Point Index at an Ollama server (OLLAMA_HOST, defaults to http://localhost:11434) and use ollama pull <name> to fetch anything below. Sizes listed are parameter counts — pick what fits in your VRAM.

General purpose

Model	Sizes	Notes
`llama3.3`	70b	Meta's high-performance flagship.
`llama3.1`	8b, 70b, 405b	State-of-the-art Llama generation.
`llama3.2`	1b, 3b	Compact Llama for laptops.
`llama3`	8b, 70b	Previous Llama generation, still strong.
`llama2`	7b, 13b, 70b	Foundation models from Meta.
`qwen3`	0.6b–235b (dense + MoE)	Latest Qwen. Wide size range.
`qwen3.5`	0.8b–122b	Multimodal Qwen.
`qwen2.5`	0.5b–72b	Multilingual Alibaba model.
`qwen2`	0.5b, 1.5b, 7b, 72b	Previous Qwen generation.
`qwen`	0.5b–110b	Original Qwen family.
`gemma4`	26b, 31b	Google's frontier reasoning models.
`gemma3`	270m, 1b, 4b, 12b, 27b	Single-GPU Gemma.
`gemma2`	2b, 9b, 27b	Efficient Gemma.
`gemma`	2b, 7b	Original DeepMind Gemma.
`mistral`	7b	Mistral 7B v0.3.
`mistral-nemo`	12b	128k context.
`mistral-small`	22b, 24b	Small-model benchmark leader.
`phi4`	14b	Microsoft state-of-the-art compact model.
`phi3`	3.8b, 14b	Lightweight Microsoft models.
`olmo2`	7b, 13b	Open language models.
`dolphin3`	8b	Dolphin instruct-tuned.

Reasoning

Model	Sizes	Notes
`deepseek-r1`	1.5b–671b	Open reasoning with strong benchmarks.
`deepseek-v3`	671b	Large MoE language model.
`gpt-oss`	20b, 120b	OpenAI open-weight reasoning models.

Coding

Model	Sizes	Notes
`qwen3-coder`	30b, 480b	Long-context coding.
`qwen2.5-coder`	0.5b–32b	Code-focused Qwen 2.5.
`codellama`	7b, 13b, 34b, 70b	Meta code generation.
`deepseek-coder`	1.3b, 6.7b, 33b	Two-trillion-token coding corpus.
`codegemma`	2b, 7b	Code-tuned Gemma.

Vision and multimodal

Model	Sizes
`qwen3-vl`	2b, 4b, 8b, 30b, 32b, 235b
`llama3.2-vision`	11b, 90b
`llava`	7b, 13b, 34b
`minicpm-v`	8b

Embeddings

Model	Sizes
`nomic-embed-text`	default
`mxbai-embed-large`	335m
`bge-m3`	567m
`snowflake-arctic-embed`	22m, 33m, 110m, 137m, 335m
`all-minilm`	22m, 33m

Compact (runs on modest hardware)

Model	Sizes
`smollm2`	135m, 360m, 1.7b
`tinyllama`	1.1b
`gemma3`	270m, 1b

The full catalog lives at ollama.com/library and changes frequently — check there for new drops.

Suggested pairings

A good starting config is a cheap executor plus a capable advisor so most tokens stay local or cheap and only the hard turns escalate.

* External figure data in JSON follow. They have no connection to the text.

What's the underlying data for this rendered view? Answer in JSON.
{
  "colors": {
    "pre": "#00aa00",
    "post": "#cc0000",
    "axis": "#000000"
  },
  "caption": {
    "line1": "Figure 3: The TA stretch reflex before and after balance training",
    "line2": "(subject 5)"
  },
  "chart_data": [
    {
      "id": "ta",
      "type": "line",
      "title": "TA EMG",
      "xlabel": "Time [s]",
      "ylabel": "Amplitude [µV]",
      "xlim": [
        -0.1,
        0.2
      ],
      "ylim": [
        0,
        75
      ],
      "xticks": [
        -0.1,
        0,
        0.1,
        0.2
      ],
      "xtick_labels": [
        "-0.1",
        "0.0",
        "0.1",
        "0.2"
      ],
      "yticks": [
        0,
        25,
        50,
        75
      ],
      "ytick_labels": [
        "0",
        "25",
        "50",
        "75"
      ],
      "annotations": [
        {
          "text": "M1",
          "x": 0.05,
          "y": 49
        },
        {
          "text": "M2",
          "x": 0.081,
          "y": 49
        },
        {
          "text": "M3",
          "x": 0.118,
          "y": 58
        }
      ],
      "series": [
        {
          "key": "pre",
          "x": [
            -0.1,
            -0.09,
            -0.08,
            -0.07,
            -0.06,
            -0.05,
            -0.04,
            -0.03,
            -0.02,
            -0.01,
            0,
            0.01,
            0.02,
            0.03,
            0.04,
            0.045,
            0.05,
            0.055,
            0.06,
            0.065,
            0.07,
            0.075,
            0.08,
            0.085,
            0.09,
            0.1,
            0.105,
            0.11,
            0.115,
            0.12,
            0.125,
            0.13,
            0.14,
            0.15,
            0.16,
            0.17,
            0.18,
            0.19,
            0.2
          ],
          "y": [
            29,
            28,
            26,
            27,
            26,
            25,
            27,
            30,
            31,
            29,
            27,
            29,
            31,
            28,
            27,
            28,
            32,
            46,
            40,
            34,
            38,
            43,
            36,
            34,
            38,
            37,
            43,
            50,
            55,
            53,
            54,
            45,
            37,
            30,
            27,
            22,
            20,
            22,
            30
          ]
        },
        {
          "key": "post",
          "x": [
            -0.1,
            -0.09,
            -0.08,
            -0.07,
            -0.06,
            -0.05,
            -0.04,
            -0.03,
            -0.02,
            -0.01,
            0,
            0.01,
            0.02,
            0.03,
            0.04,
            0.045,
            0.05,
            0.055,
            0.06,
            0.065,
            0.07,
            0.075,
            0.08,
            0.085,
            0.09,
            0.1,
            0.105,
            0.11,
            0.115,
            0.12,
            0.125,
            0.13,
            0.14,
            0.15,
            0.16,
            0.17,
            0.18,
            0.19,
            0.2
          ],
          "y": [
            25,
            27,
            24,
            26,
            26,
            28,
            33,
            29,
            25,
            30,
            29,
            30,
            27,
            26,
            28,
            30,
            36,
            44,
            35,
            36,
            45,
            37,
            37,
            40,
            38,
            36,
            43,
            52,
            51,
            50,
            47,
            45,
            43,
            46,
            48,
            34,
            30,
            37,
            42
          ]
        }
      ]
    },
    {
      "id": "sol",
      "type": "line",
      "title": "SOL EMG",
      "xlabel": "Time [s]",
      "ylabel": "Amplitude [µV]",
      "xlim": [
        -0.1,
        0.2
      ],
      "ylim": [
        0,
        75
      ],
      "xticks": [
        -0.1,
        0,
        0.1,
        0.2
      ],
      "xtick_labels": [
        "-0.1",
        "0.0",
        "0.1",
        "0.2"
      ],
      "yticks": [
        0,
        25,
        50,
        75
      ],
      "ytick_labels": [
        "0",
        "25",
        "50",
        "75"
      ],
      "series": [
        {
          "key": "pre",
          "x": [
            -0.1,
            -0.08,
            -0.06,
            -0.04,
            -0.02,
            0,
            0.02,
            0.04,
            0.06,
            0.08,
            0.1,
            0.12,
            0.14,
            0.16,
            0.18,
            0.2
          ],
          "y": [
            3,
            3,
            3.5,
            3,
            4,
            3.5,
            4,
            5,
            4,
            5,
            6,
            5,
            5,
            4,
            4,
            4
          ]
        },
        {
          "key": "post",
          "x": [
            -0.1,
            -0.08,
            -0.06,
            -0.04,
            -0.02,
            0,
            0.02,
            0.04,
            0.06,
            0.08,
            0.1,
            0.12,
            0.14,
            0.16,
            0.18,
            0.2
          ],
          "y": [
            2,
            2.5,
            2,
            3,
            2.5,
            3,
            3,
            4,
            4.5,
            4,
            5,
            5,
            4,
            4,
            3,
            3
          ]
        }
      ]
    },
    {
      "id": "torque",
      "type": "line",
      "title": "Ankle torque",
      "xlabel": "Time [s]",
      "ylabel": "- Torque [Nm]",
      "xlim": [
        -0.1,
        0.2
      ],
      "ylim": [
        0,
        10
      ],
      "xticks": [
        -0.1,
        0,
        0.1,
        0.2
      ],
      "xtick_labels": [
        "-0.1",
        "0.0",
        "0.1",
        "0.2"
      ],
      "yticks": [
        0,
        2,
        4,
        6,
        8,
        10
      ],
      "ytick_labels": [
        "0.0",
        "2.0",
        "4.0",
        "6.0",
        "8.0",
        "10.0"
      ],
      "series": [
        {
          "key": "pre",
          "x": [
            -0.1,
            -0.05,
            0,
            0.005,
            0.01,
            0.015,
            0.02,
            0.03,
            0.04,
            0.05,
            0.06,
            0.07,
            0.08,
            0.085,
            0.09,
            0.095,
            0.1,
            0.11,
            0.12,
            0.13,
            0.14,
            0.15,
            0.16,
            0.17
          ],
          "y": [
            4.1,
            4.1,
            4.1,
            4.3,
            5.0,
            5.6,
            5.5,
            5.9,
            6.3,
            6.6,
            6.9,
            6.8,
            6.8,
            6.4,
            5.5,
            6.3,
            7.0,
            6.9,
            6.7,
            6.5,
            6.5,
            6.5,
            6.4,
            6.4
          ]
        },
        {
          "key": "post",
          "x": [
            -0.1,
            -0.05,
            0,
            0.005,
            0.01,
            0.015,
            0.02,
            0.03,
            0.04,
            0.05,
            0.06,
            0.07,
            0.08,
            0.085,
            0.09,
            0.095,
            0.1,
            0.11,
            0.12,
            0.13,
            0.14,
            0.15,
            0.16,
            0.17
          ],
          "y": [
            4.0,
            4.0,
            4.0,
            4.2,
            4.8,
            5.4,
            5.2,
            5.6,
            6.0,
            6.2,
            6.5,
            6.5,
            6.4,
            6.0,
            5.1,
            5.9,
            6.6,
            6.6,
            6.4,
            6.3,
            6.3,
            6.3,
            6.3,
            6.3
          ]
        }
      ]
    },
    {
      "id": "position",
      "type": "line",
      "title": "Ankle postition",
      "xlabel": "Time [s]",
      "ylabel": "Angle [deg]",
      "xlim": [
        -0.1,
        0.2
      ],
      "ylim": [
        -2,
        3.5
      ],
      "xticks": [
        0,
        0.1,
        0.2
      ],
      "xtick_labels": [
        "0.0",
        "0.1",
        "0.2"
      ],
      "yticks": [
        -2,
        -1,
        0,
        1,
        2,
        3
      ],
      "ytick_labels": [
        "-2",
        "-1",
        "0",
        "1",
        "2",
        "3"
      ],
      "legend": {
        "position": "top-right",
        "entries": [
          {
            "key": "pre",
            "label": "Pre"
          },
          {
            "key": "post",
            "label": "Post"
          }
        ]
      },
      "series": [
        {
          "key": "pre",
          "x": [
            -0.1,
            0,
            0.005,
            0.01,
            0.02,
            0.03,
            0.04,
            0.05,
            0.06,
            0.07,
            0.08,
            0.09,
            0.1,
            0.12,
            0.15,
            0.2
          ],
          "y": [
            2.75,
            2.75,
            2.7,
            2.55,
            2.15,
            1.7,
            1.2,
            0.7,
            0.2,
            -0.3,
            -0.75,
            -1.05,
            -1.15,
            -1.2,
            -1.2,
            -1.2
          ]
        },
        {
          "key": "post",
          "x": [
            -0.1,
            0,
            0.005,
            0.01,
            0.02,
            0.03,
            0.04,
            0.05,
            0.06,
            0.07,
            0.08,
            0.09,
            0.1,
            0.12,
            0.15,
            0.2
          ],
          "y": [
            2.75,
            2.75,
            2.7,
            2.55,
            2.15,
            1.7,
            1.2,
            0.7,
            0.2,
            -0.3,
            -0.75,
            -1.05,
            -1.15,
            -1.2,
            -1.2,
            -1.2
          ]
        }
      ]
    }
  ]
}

Cheapest cloud: claude-haiku-4-5 executor, claude-sonnet-4-6 advisor.
Frontier coding: claude-sonnet-4-6 executor, claude-opus-4-7 advisor.
Local-first: qwen2.5-coder:7b executor, claude-sonnet-4-6 advisor.
Fully local: llama3.1:8b executor, deepseek-r1:32b advisor.